Wakil Ketua KPK Fitroh Rohcahyanto membenarkan penangkapan tersebut.
“Benar,” ujar Fitroh kepada para jurnalis di Jakarta, Jumat (3/7/2026).
Hingga Jumat pagi, KPK belum memerinci perkara yang melatarbelakangi operasi tangkap tangan itu, termasuk jumlah pihak yang diamankan dan barang bukti yang disita.
KPK Punya Waktu 1×24 Jam Tentukan Status
Sesuai ketentuan hukum acara, KPK memiliki waktu 1×24 jam untuk menentukan status hukum pihak-pihak yang diamankan dalam operasi tersebut.
Karena itu, Syah Afandin dan pihak lain yang ikut diamankan masih menunggu penjelasan resmi lanjutan dari lembaga antirasuah.
Perkembangan kasus ini menjadi sorotan karena penindakan terjadi di tengah agenda resmi HUT Asosiasi Pemerintah Kabupaten Seluruh Indonesia.
Syah Afandin diketahui hadir dalam rangkaian kegiatan APKASI yang digelar di Kabupaten Deli Serdang sebelum kabar penangkapannya mencuat.
Harta Kekayaan Syah Afandin Jadi Sorotan
Di tengah kabar penangkapan itu, total harta kekayaan Syah Afandin kembali menjadi perhatian publik.
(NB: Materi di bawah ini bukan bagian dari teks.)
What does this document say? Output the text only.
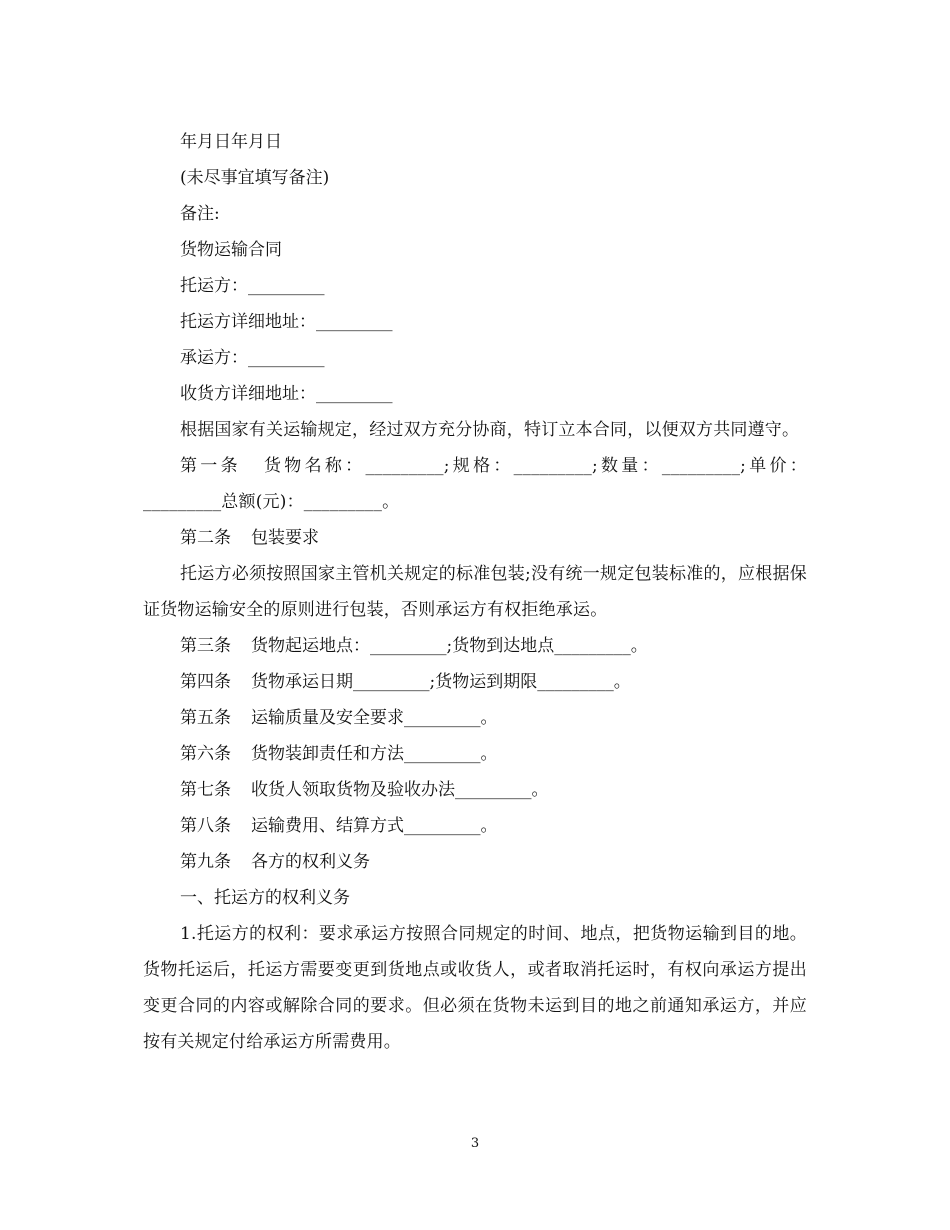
年月日年月日

(未尽事宜填写备注)

备注:

货物运输合同

托运方：_________

托运方详细地址：_________

承运方：_________

收货方详细地址：_________

根据国家有关运输规定，经过双方充分协商，特订立本合同，以便双方共同遵守。

第一条 货物名称：_________;规格：_________;数量：_________;单价：_________总额(元)：_________。

第二条 包装要求

托运方必须按照国家主管机关规定的标准包装;没有统一规定包装标准的，应根据保证货物运输安全的原则进行包装，否则承运方有权拒绝承运。

第三条 货物起运地点：_________;货物到达地点_________。

第四条 货物承运日期_________;货物运到期限_________。

第五条 运输质量及安全要求_________。

第六条 货物装卸责任和方法_________。

第七条 收货人领取货物及验收办法_________。

第八条 运输费用、结算方式_________。

第九条 各方的权利义务

一、托运方的权利义务

1.托运方的权利：要求承运方按照合同规定的时间、地点，把货物运输到目的地。货物托运后，托运方需要变更到货地点或收货人，或者取消托运时，有权向承运方提出变更合同的内容或解除合同的要求。但必须在货物未运到目的地之前通知承运方，并应按有关规定付给承运方所需费用。

3
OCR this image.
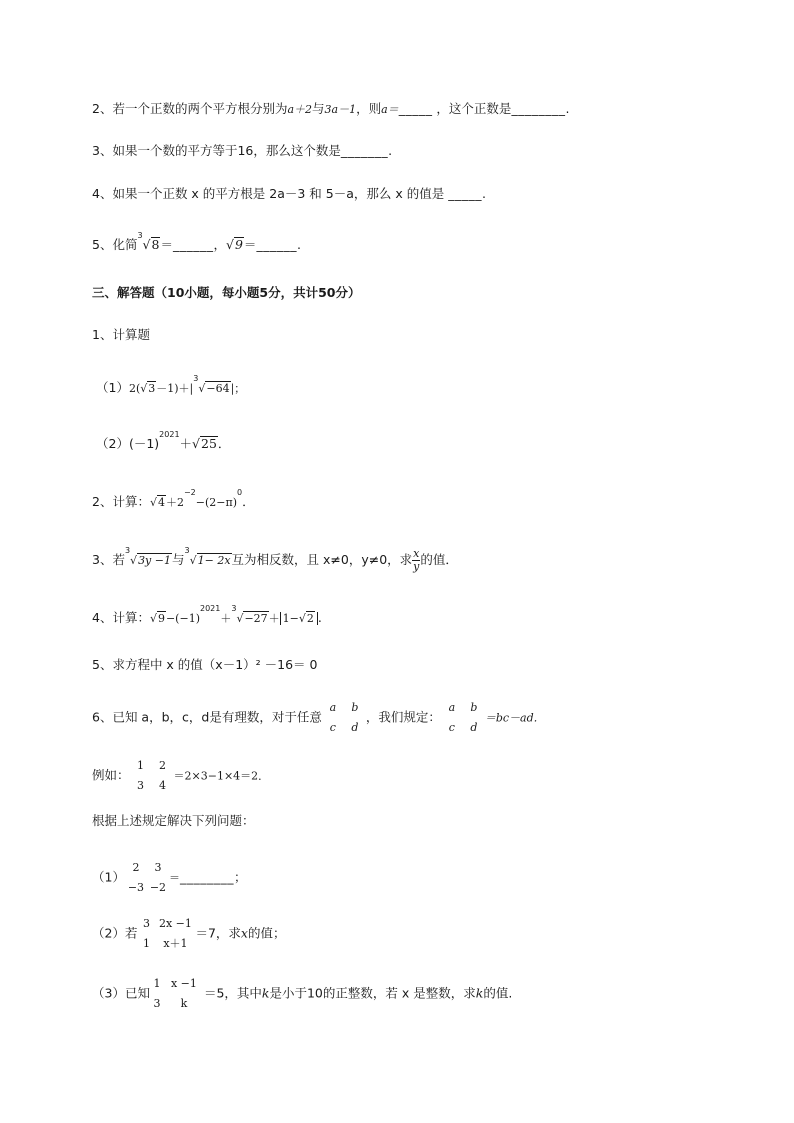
2、若一个正数的两个平方根分别为a＋2与3a－1，则a＝_____ ，这个正数是________.
3、如果一个数的平方等于16，那么这个数是_______.
4、如果一个正数 x 的平方根是 2a－3 和 5－a，那么 x 的值是 _____.
5、化简$^3$√8＝______，√9＝______.
三、解答题（10小题，每小题5分，共计50分）
1、计算题
$(1)2(√3-1)+|^3√-64|$；
$(2)(-1)^{2021}+√25$．
2、计算：$√4+2^{-2}-(2-\pi)^0$．
3、若$^3$√3y −1与$^3$√1− 2x互为相反数，且 x≠0，y≠0，求 $\frac{x}{y}$ 的值．
4、计算：$√9-(-1)^{2021}+^3√-27+ 1-√2$ .
5、求方程中 x 的值（x－1）² －16＝ 0
6、已知 a，b，c，d是有理数，对于任意
a b
c d
，我们规定：
a b
c d
＝bc－ad．
例如：
1 2
3 4
＝2×3−1×4＝2．
根据上述规定解决下列问题：
（1）
2 3
−3 −2
＝________；
（2）若
3 2x −1
1 x＋1
＝7，求x的值；
（3）已知
1 x −1
3 k
＝5，其中k是小于10的正整数，若 x 是整数，求k的值.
Berdasarkan laporan harta kekayaan penyelenggara negara yang dapat diakses publik, nilai kekayaannya tercatat sekitar Rp10,6 miliar.
Angka tersebut ikut disorot karena muncul bersamaan dengan operasi tangkap tangan yang menyeret nama kepala daerah yang akrab disapa Ondim itu.
Publik kini menunggu penjelasan resmi KPK mengenai konstruksi perkara, pihak yang terlibat, serta status hukum akhir dari para pihak yang diamankan.